The United States Department of Health and Human Services Office of Inspector General (HHS OIG) recently released its Semiannual Report to Congress, covering the period from October 1, 2022, through March 31, 2023.
Recoveries and Civil Actions
During the six-month period, HHS OIG reports $892.3 million in expected investigative recoveries as a result of HHS OIG audits and investigations. HHS OIG also reiterated its focus on certain issues in health care, including the COVID-19 pandemic, nursing homes, Medicare and Medicaid integrity, and prescription drug issues.
HHS OIG reported 324 civil actions, including False Claims Act matters, civil monetary penalties, and recoveries in connection with provider self-disclosures. HHS OIG excluded a total of 1,356 individuals and entities from participation in federal health care programs during the period covered in the report.
One False Claims Act action involved DePuy Synthes, Inc., a subsidiary of Johnson and Johnson. DePuy agreed to pay $9.75 million to resolve allegations that it violated the False Claims Act by paying kickbacks to an orthopedic surgeon to induce the use of their products. DePuy admitted that from at least July 2013 through February 2018 the company – via several former sales representatives – gave the surgeon thousands of dollars in free DePuy implants and instruments that the surgeon used to perform surgeries for overseas patients who were not federal health care beneficiaries.
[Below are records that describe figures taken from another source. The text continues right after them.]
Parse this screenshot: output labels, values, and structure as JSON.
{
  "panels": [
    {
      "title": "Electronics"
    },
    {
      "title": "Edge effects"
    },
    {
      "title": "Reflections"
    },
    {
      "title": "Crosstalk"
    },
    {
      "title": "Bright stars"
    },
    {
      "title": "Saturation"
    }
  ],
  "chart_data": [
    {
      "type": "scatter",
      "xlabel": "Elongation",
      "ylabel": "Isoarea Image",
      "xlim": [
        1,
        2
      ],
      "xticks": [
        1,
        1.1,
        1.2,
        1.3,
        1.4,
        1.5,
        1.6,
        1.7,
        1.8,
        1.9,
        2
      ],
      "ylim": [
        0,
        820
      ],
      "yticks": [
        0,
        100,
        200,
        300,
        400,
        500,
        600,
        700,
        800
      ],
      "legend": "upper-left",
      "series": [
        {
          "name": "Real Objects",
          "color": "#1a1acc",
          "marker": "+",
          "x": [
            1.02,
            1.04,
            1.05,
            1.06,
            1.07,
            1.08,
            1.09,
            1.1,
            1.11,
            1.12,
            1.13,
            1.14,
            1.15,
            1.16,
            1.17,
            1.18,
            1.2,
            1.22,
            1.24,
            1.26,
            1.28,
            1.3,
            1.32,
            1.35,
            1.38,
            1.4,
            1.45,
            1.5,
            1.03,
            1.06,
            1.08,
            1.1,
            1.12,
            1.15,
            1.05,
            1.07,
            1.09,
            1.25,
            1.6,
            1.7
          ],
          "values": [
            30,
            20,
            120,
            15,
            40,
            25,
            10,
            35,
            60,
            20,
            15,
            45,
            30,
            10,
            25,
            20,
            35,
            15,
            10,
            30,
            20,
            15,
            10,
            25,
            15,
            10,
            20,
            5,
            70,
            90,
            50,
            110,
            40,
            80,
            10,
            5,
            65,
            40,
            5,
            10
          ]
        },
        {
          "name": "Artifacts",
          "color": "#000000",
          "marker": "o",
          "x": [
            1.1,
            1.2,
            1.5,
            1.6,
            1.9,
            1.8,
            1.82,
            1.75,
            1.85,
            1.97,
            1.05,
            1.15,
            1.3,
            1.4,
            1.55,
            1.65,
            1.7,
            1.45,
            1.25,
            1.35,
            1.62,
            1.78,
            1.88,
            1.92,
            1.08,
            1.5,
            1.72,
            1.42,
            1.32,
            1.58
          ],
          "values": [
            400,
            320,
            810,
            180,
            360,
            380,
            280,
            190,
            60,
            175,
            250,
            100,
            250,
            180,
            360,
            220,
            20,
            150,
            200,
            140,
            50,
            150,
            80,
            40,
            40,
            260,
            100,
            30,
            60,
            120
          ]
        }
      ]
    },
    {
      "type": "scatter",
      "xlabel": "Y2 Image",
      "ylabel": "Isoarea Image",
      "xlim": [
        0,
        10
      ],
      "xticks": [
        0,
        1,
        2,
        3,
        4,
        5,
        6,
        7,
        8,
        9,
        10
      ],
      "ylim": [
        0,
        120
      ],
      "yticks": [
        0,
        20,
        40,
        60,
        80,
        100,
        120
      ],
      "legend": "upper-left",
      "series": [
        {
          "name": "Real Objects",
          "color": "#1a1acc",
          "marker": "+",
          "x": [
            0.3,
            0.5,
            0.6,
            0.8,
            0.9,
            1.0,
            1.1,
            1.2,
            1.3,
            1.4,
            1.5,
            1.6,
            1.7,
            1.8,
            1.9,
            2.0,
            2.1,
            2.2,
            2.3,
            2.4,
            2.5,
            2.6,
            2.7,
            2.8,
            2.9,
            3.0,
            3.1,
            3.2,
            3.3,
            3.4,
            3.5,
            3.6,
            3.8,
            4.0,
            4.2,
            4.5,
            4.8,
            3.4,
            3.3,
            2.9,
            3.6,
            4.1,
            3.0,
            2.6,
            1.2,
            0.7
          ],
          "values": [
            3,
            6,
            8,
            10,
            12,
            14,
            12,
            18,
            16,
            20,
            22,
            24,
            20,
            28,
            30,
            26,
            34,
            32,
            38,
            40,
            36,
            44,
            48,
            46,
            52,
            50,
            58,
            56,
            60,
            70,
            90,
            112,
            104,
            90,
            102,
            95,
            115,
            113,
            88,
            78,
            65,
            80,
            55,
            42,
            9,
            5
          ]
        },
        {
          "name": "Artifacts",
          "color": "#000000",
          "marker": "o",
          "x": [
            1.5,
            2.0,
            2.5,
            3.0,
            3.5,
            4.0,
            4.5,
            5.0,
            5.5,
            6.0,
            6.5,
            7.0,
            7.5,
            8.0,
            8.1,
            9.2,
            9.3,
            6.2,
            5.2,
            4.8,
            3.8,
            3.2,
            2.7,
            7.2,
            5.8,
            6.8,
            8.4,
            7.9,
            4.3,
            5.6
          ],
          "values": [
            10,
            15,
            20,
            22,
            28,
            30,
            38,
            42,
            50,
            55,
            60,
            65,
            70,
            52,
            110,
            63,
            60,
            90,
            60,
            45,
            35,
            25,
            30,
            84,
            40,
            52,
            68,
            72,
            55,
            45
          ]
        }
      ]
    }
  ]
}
A nursing home action involved Tranquility Incorporated d/b/a San Miguel Villa, a 190-bed nursing home in Concord, California. The company agreed to pay $2.3 million, resolving all claims that from 2012 to 2017 San Miguel Villa submitted, or caused to be submitted, claims to the programs for payment of its services that were grossly substandard and failed to meet minimum required standards of skilled nursing care in multiple ways.
Criminal Enforcement Actions
In addition to the recovery amounts and civil actions, HHS OIG reported 345 criminal enforcement actions against individuals and/or entities for crimes against HHS programs. One such criminal action resulted in a multi-state coordinated law enforcement action to apprehend individuals who were engaged in a “brazen scheme” to sell more than 7,600 false and fraudulent nursing degree diplomas and transcripts.
Another criminal action involved a medical director of a drug and alcohol addiction treatment facility who was involved in a multiyear scheme to bill for fraudulent tests and treatments, to the tun of $746 million. The medical director is now serving a 20-year prison sentence for their involvement in the scheme.
In another scheme, a physician was sentenced to 16.5 years in prison for his role in a “shots for pills” scheme, where patients were required to receive unnecessary back injections in exchange for prescriptions of medically unnecessary opioids. These injections and opioids totaled more than $250 million in false and fraudulent claims submitted to federal health care and insurance programs.
Civil and Criminal Actions
Some actions involved both civil and criminal components, such as the case of Zaya Powell of Waterbury, CT, who was sentenced to three years of probation, 200 hours of community service, and a $5,000 fine for creating false COVID-19 vaccine records for 14 individuals.
Additional Resources Needed
Inspector General Christi Grimm also noted that the agency turns down between 300 to 400 viable criminal and civil health care fraud cases each year because of their lack of resources. She stated that additional resources would help the agency keep pace with threats to HHS programs, especially in light of the “serious fraud, waste, and abuse” the agency has seen. Each turned down case means that there are unaddressed potential fraud and missed opportunities for deterrence.